Un rapport du Commissariat général au développement durable valide d’ailleurs cette réflexion en estimant que la baisse de la vitesse à 30 km/h en ville pousserait, en moyenne, 1 personne sur 5 à abandonner la voiture pour un autre mode de transport. Un report modal qui améliore aussi la fluidité du trafic en ville et réduit donc les nuisances sonores et la pollution. Selon un rapport de l’Ademe datant de 2014 « dans la plupart des études, une réduction de la vitesse est associée à une diminution du bruit ». Lutter contre la pollution atmosphérique en incitant au report modal et lutter contre la pollution sonore, voilà donc les externalités positives de la méthode.

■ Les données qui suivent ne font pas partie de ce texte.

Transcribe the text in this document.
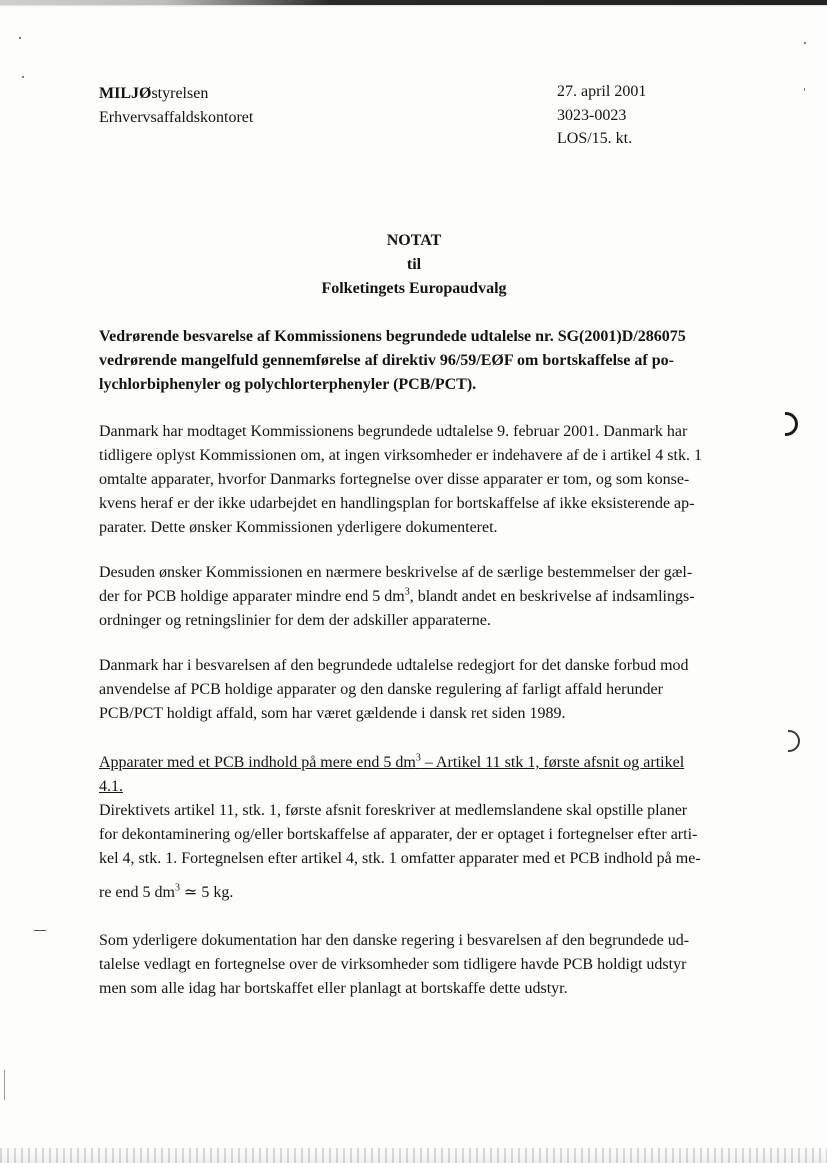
MILJØstyrelsen
Erhvervsaffaldskontoret
27. april 2001
3023-0023
LOS/15. kt.
NOTAT
til
Folketingets Europaudvalg
Vedrørende besvarelse af Kommissionens begrundede udtalelse nr. SG(2001)D/286075
vedrørende mangelfuld gennemførelse af direktiv 96/59/EØF om bortskaffelse af po-
lychlorbiphenyler og polychlorterphenyler (PCB/PCT).
Danmark har modtaget Kommissionens begrundede udtalelse 9. februar 2001. Danmark har
tidligere oplyst Kommissionen om, at ingen virksomheder er indehavere af de i artikel 4 stk. 1
omtalte apparater, hvorfor Danmarks fortegnelse over disse apparater er tom, og som konse-
kvens heraf er der ikke udarbejdet en handlingsplan for bortskaffelse af ikke eksisterende ap-
parater. Dette ønsker Kommissionen yderligere dokumenteret.
Desuden ønsker Kommissionen en nærmere beskrivelse af de særlige bestemmelser der gæl-
der for PCB holdige apparater mindre end 5 $dm^3$, blandt andet en beskrivelse af indsamlings-
ordninger og retningslinier for dem der adskiller apparaterne.
Danmark har i besvarelsen af den begrundede udtalelse redegjort for det danske forbud mod
anvendelse af PCB holdige apparater og den danske regulering af farligt affald herunder
PCB/PCT holdigt affald, som har været gældende i dansk ret siden 1989.
Apparater med et PCB indhold på mere end 5 $dm^3$ – Artikel 11 stk 1, første afsnit og artikel
4.1.
Direktivets artikel 11, stk. 1, første afsnit foreskriver at medlemslandene skal opstille planer
for dekontaminering og/eller bortskaffelse af apparater, der er optaget i fortegnelser efter arti-
kel 4, stk. 1. Fortegnelsen efter artikel 4, stk. 1 omfatter apparater med et PCB indhold på me-
re end 5 $dm^3$ ≃ 5 kg.
Som yderligere dokumentation har den danske regering i besvarelsen af den begrundede ud-
talelse vedlagt en fortegnelse over de virksomheder som tidligere havde PCB holdigt udstyr
men som alle idag har bortskaffet eller planlagt at bortskaffe dette udstyr.
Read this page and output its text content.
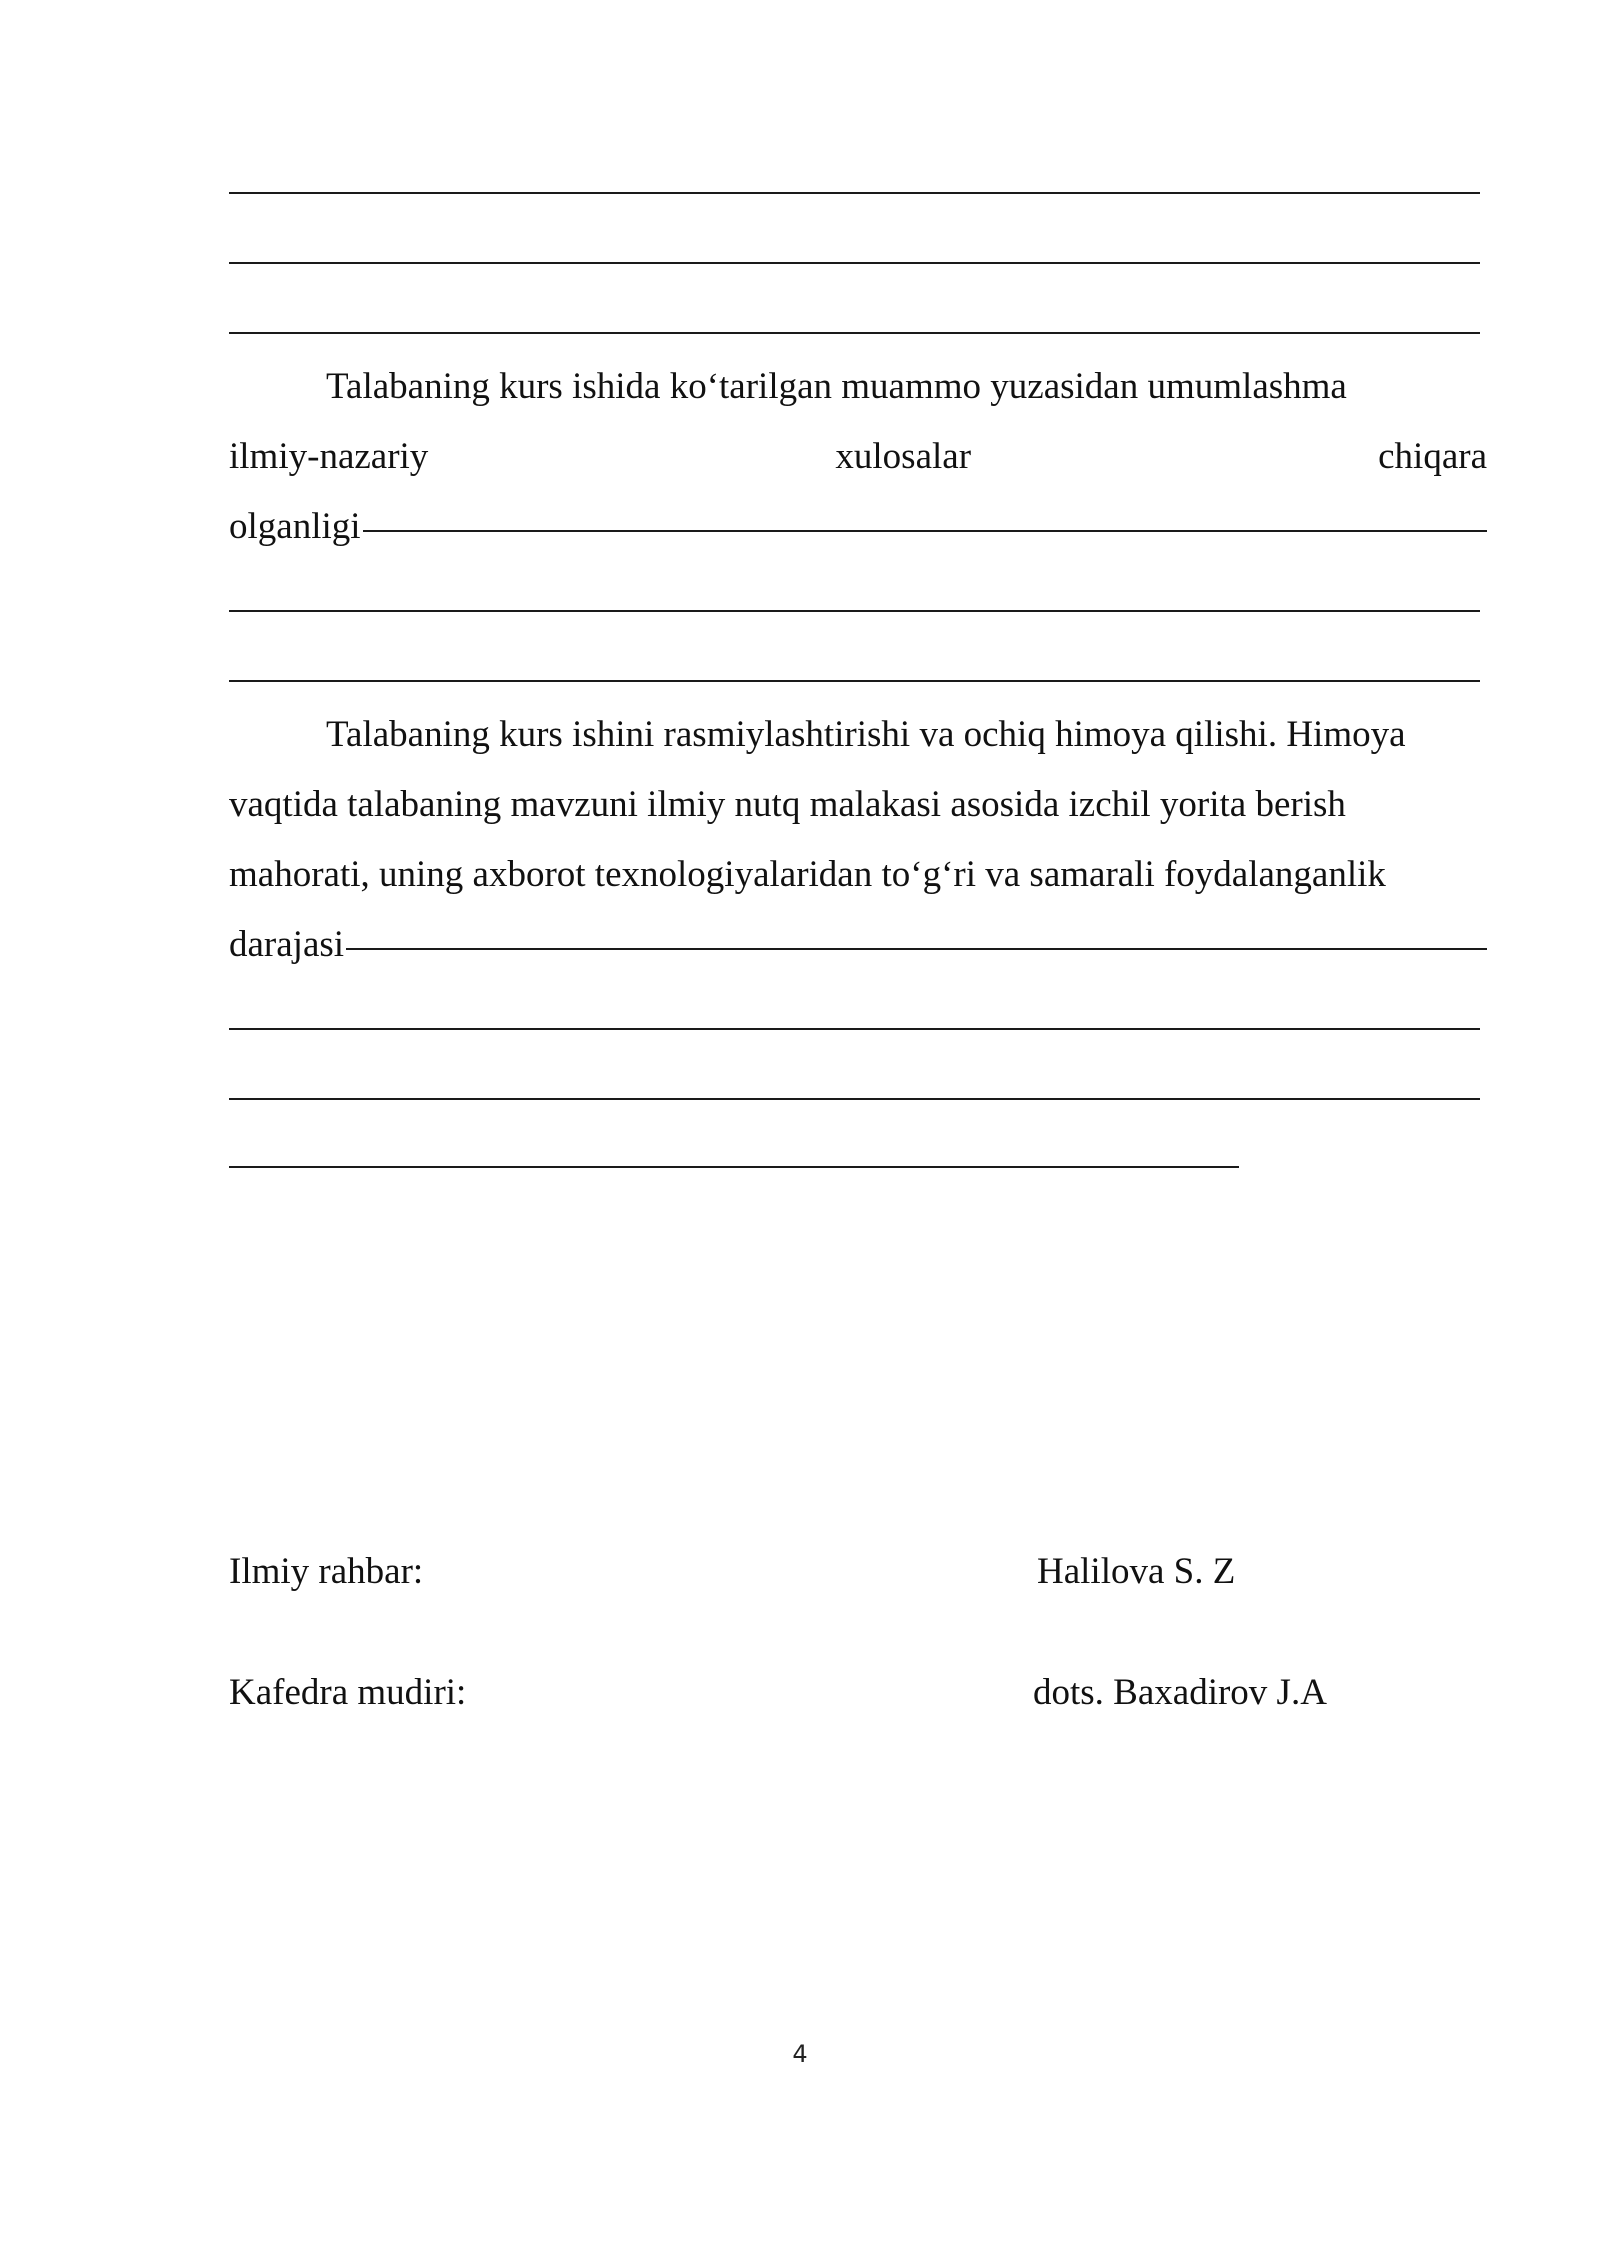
Talabaning kurs ishida ko‘tarilgan muammo yuzasidan umumlashma
ilmiy-nazariy	xulosalar	chiqara
olganligi
Talabaning kurs ishini rasmiylashtirishi va ochiq himoya qilishi. Himoya
vaqtida talabaning mavzuni ilmiy nutq malakasi asosida izchil yorita berish
mahorati, uning axborot texnologiyalaridan to‘g‘ri va samarali foydalanganlik
darajasi
Ilmiy rahbar:	Halilova S. Z
Kafedra mudiri:	dots. Baxadirov J.A
4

Les embouteillages sont un facteur de pollution des voitures plus important que la limitation à 30 km/h


Une mesure qui gagne en efficacité si elle est accompagnée par des aménagements

Il subsiste un constat embêtant quant à l’efficacité de la mesure. En effet, la limitation n’est pas réellement respectée par les usagers de la route. A Grenoble par exemple, depuis l’instauration de cette nouvelle règle, la vitesse moyenne sur les axes limités à 30 km/h a certes diminué, mais elle reste au-delà de celle autorisée. Celle-ci est passée de 39 km/h à 37km/h. Le constat est le même à Lille ou à Nantes. Le Cerema explique qu’une des raisons de ce résultat serait le déficit de communication sur le long terme et le manque de contrôles pour la faire respecter.

Mais au-delà des contrôles, la vitesse des véhicules en ville est aussi conditionnée par les aménagements et ne repose pas uniquement sur de la communication ou des contrôles et la limitation de vitesse à 30 km/h ne peut fonctionner si elle est une mesure isolée. Au contraire, pour être efficace, elle doit faire partie d’un large plan destiné à changer les habitudes de mobilité des urbains. Les autres éléments du plan peuvent être nombreux et très variés : suppression des feux tricolores, réaffectation des espaces non utilisés aux modes de circulation actifs ou encore renforcement de l’attractivité des transports en commun. La gratuité des transports est par exemple une mesure à regarder, notamment dans les villes moyennes.